Rey then goes on to duel with Skywalker's once-premiere Jedi Padawan. She doesn't just hold her own; she nearly defeats Kylo Ren, a man who is strong with the Force! It's when Ren taunts her about being sensitive to the Force that the battle turns her way.
Could it be that Skywalkers are so strong with the Force they need little to no training to use a lightsaber and the Force? (Keep in mind Luke was only a partially trained Jedi Knight when he chose to face Darth Vader on Cloud City in "Empire." Finn is trained as a Stormtrooper, so he has military training and would be comfortable using weapons.)
Similar to Skywalker facing Vader the second time in "Return of the Jedi," Rey has the Vader-esque Ren down for the count, but she chooses to be merciful and not kill him.
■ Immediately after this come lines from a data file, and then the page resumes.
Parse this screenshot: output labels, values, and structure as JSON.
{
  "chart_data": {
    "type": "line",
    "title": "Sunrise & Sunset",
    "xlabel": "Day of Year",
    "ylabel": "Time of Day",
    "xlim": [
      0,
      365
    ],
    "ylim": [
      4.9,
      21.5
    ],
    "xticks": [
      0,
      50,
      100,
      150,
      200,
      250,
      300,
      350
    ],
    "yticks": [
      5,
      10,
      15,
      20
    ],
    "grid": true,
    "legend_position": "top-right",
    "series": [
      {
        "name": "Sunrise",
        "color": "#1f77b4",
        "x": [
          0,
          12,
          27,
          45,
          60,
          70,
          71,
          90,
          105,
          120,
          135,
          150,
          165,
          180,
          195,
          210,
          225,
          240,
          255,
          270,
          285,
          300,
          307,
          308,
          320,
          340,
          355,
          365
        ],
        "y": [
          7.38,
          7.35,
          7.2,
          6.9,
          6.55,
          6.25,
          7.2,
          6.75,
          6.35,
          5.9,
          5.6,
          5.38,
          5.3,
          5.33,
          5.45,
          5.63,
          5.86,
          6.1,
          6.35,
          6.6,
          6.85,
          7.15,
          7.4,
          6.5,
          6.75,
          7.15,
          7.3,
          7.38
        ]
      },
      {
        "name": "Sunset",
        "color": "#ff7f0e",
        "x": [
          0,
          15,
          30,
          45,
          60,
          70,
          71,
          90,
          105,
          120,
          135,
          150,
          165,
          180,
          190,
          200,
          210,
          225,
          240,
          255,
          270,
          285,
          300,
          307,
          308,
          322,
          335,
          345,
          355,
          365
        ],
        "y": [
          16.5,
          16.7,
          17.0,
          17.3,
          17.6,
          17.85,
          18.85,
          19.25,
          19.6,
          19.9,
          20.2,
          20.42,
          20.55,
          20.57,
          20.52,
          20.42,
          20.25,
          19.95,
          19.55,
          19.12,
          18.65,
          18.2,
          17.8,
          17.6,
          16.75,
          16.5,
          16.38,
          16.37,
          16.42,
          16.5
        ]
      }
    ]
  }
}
Of course, the destruction of the planet plays a factor, but work with me here …!
The final clue that Rey could be Skywalker's daughter is when Artoo comes alive on the Resistance base. Threepio earlier tells BB-8 that Artoo had shut himself down with no sign of life in the astromech droid since "Master Luke" had exiled himself.
Ultimately, my money is Rey on being Skywalker-esque instead of being an actual Skywalker.
We'll see. As I've said, there's a reason Rey doesn't have a last name yet.